In my house the frittata is made up of whatever is left in the fridge at the end of the week. I’ve added so many things over the years that I think I cold create a book with just frittatas. There is almost nothing that can’t go into the basic egg mixture. Think of themes; Italian, Mexican, French, Spanish and so on. In the summer I made one with sweet potatoes and goats cheese that kinda blew my mind. I find the stronger the cheese or a mixture of a couple of types makes it taste better.

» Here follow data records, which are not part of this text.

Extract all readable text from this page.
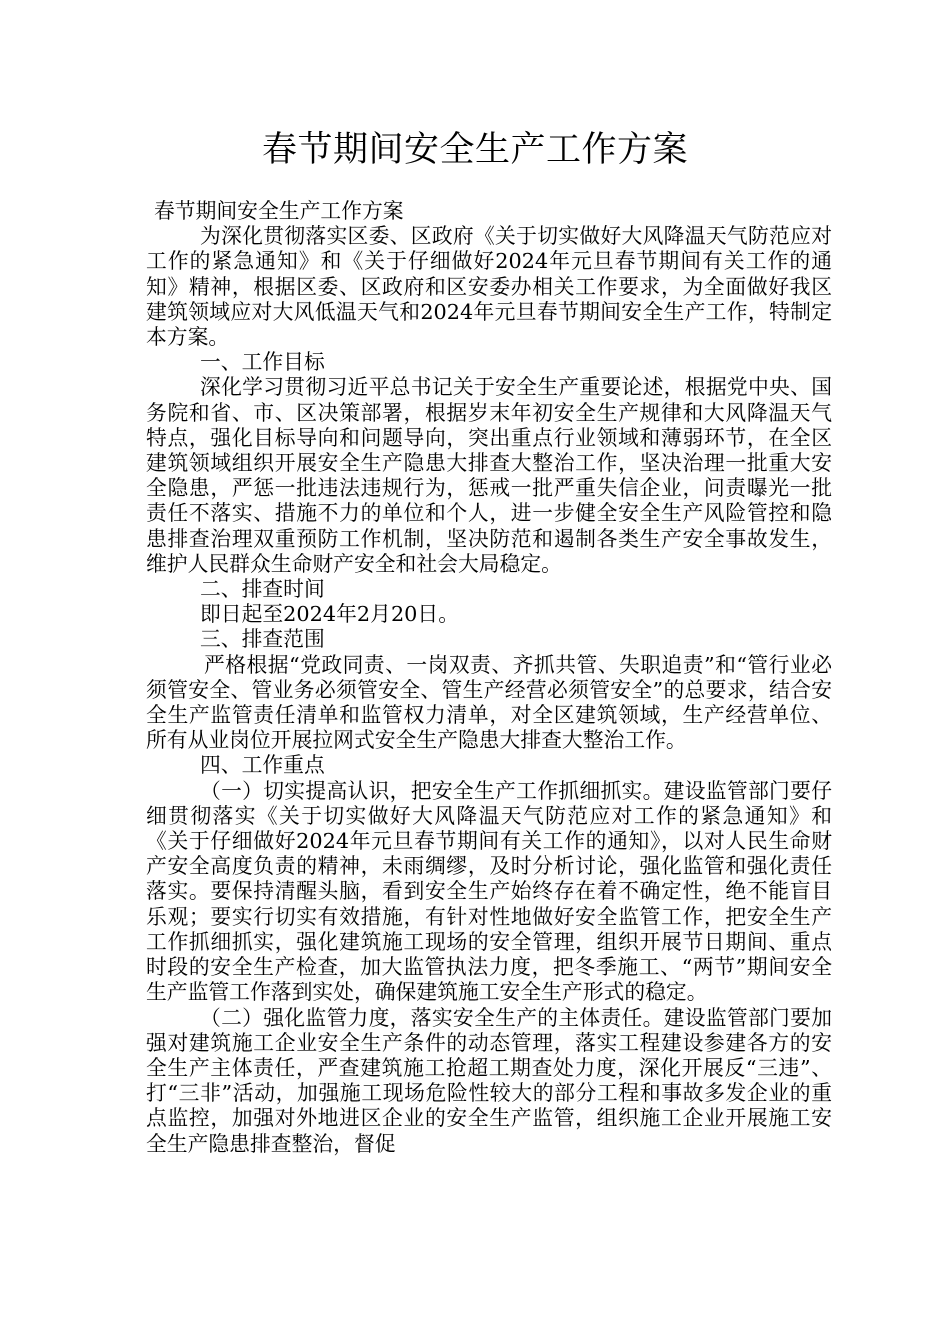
春节期间安全生产工作方案

春节期间安全生产工作方案

为深化贯彻落实区委、区政府《关于切实做好大风降温天气防范应对工作的紧急通知》和《关于仔细做好2024年元旦春节期间有关工作的通知》精神，根据区委、区政府和区安委办相关工作要求，为全面做好我区建筑领域应对大风低温天气和2024年元旦春节期间安全生产工作，特制定本方案。

一、工作目标

深化学习贯彻习近平总书记关于安全生产重要论述，根据党中央、国务院和省、市、区决策部署，根据岁末年初安全生产规律和大风降温天气特点，强化目标导向和问题导向，突出重点行业领域和薄弱环节，在全区建筑领域组织开展安全生产隐患大排查大整治工作，坚决治理一批重大安全隐患，严惩一批违法违规行为，惩戒一批严重失信企业，问责曝光一批责任不落实、措施不力的单位和个人，进一步健全安全生产风险管控和隐患排查治理双重预防工作机制，坚决防范和遏制各类生产安全事故发生，维护人民群众生命财产安全和社会大局稳定。

二、排查时间

即日起至2024年2月20日。

三、排查范围

严格根据“党政同责、一岗双责、齐抓共管、失职追责”和“管行业必须管安全、管业务必须管安全、管生产经营必须管安全”的总要求，结合安全生产监管责任清单和监管权力清单，对全区建筑领域，生产经营单位、所有从业岗位开展拉网式安全生产隐患大排查大整治工作。

四、工作重点

（一）切实提高认识，把安全生产工作抓细抓实。建设监管部门要仔细贯彻落实《关于切实做好大风降温天气防范应对工作的紧急通知》和《关于仔细做好2024年元旦春节期间有关工作的通知》，以对人民生命财产安全高度负责的精神，未雨绸缪，及时分析讨论，强化监管和强化责任落实。要保持清醒头脑，看到安全生产始终存在着不确定性，绝不能盲目乐观；要实行切实有效措施，有针对性地做好安全监管工作，把安全生产工作抓细抓实，强化建筑施工现场的安全管理，组织开展节日期间、重点时段的安全生产检查，加大监管执法力度，把冬季施工、“两节”期间安全生产监管工作落到实处，确保建筑施工安全生产形式的稳定。

（二）强化监管力度，落实安全生产的主体责任。建设监管部门要加强对建筑施工企业安全生产条件的动态管理，落实工程建设参建各方的安全生产主体责任，严查建筑施工抢超工期查处力度，深化开展反“三违”、打“三非”活动，加强施工现场危险性较大的部分工程和事故多发企业的重点监控，加强对外地进区企业的安全生产监管，组织施工企业开展施工安全生产隐患排查整治，督促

You can also sprinkle the top with fresh breadcrumbs and more cheese. Be creative and fearless…you can’t go wrong!!
- 8 large eggs
- Salt and freshly ground black pepper
- ½ teaspoon nutmeg
- 2 tablespoon oil
- 1 tablespoon butter
- 2 cups cooked spaghetti
- 1/2 cup mushrooms, sliced
- 1 small onion, or more to taste, chopped
- 6 slices ham, chopped
- 2 red chili peppers, cut in rounds, seeds discarded or kept to taste
- 1 cup cherry tomatoes, cut in half
- 1/2 cup red peppers, chopped
- 3 ounces mozzarella
- ½ cup ricotta cheese
- 10 chives
- 1 avocado, sliced
- Set oven to 400 degrees.
- Whisk together eggs, nutmeg, 1/4 teaspoon salt, and 1/4 teaspoon pepper in a large bowl.
- In an oven proof large sauté pan, add 1 tablespoon and oil and butter to skillet; sauté onion and peppers over medium-high heat until pale golden, about 4 minutes, then add mushrooms and sauté until just soft.
- Gently add the spaghetti and ham, cherry tomatoes (cut side up), red peppers, hot peppers and remaining tablespoon oil into onion mixture, spreading it evenly. Sprinkle mozzarella evenly over vegetable mixture and place the ricotta in the center.
- Pour egg mixture evenly over vegetables and place in the oven for 45min.
- Once the frittata is set, finish it by broiling it for 2-3 min. Serve with sliced avocado and chives on the top.